Из открытых дверей доносился чей-то нелепо-восторженный речитатив: то раввин читал нараспев Талмуд. На крылечке зевала раввинша Либка в рыжем парике; лицо у нее было заспанное; не оборачиваясь, звала она одиннадцатилетнюю дочку:

— Ханка, принеси-ка фруктов; там, Ханка, в буфете на тарелке…

Миреле сидела возле раввинши и грустно глядела на улицу, подпершись рукой.

— Да, — говорила она, — какая в самом деле досада: даже бывший кассир наш — и тот перебрался отсюда в город.

Все в городке уже знали, что в коридоре гостиницы произошла бурная сцена между Миреле и мужем, и Миреле пришлось после этого покинуть город.

Натан Геллер, с которым когда-то бродила она здесь по улицам, потерял на газете весь доставшийся ему в наследство капитал. Теперь он служил где-то в здешних краях на должности за семьдесят целковых в месяц и распускал снова злостные сплетни про Миреле. Однажды, встретив фотографа Розенбаума, показал он ему очень и очень подозрительную записочку, полученную от Миреле через посыльного. Фотограф, худощавый здоровенный детина, в широкой вышитой рубахе, с загорелым омужичившимся лицом, после этого разговора приставал, бывало, по вечерам к помощнику провизора Сафьяну, щекоча его под мышками:

— Кто его знает, от кого Миреле была беременна… Эх, Сафьянчик, Сафьянчик…

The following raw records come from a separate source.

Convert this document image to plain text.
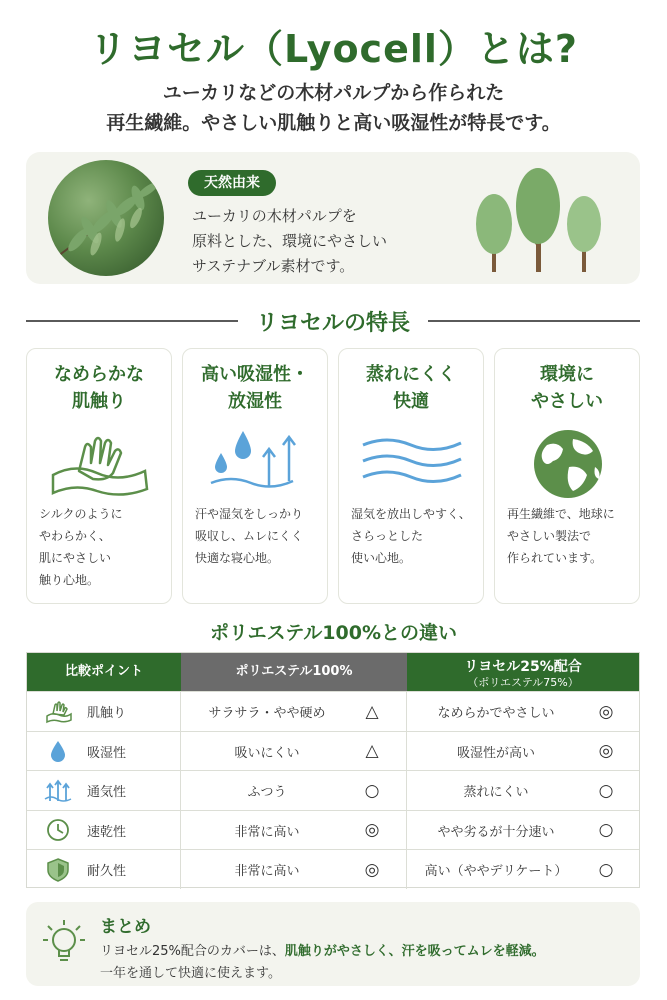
リヨセル（Lyocell）とは?
ユーカリなどの木材パルプから作られた
再生繊維。やさしい肌触りと高い吸湿性が特長です。
天然由来
ユーカリの木材パルプを
原料とした、環境にやさしい
サステナブル素材です。
リヨセルの特長
なめらかな
肌触り
シルクのように
やわらかく、
肌にやさしい
触り心地。
高い吸湿性・
放湿性
汗や湿気をしっかり
吸収し、ムレにくく
快適な寝心地。
蒸れにくく
快適
湿気を放出しやすく、
さらっとした
使い心地。
環境に
やさしい
再生繊維で、地球に
やさしい製法で
作られています。
ポリエステル100%との違い
比較ポイント	ポリエステル100%	リヨセル25%配合
（ポリエステル75%）
肌触り	サラサラ・やや硬め	△	なめらかでやさしい	◎
吸湿性	吸いにくい	△	吸湿性が高い	◎
通気性	ふつう	○	蒸れにくい	○
速乾性	非常に高い	◎	やや劣るが十分速い	○
耐久性	非常に高い	◎	高い（ややデリケート）	○
まとめ
リヨセル25%配合のカバーは、肌触りがやさしく、汗を吸ってムレを軽減。
一年を通して快適に使えます。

Однажды среди бела дня появился, как снег на голову, Мончик; приехал он из города с намерением пробыть здесь от поезда до поезда.

Всем тотчас же стало известно, что хотя Мончик и сам к Миреле весьма неравнодушен, но приехал он не по своему делу, а по поручению племянника, муженька Миреле, который просит жену вернуться; известно было еще, что у Мончика денег куры не клюют; общее мнение было таково:

— Очень, очень приличный человек этот самый Мончик.

Раввинша Либка подслушивала под дверьми разговор между Миреле и Мончиком. Она слышала, как Миреле решительно заявила:

— Нет, этому не бывать никогда! Слышите, Мончик: никогда!

Потом оба они перешли в столовую. Мончик был озабочен, глядел прямо перед собой выпученными, широко открытыми глазами и порой делал жест рукой:

— Ладно, больше об этом ни гугу… Больше ни слова…

В глазах Миреле светился печальный, затаенно-мечтательный огонек; лицо ее пылало; она покусывала нижнюю губу. Вдруг вспомнила, что Мончик восемнадцать часов провел в пути и, наверное, проголодался, и, несмотря на уверения Мончика, что он не голоден, принялась, улыбаясь, суетиться, стряпая для него яичницу.

Раввинша показала в этот день, что она в обществе светских людей в грязь лицом не ударит. Она сидела весьма чинно за столом и занимала Мончика беседой, выговаривая слова с варшавским акцентом:

— Не имеете ли вы намерения осмотреть наш городок?

Мончик рассеянно поднялся с места и взглянул на Миреле:

— Да, конечно… Ведь я еще никогда в жизни не был в маленьком еврейском местечке…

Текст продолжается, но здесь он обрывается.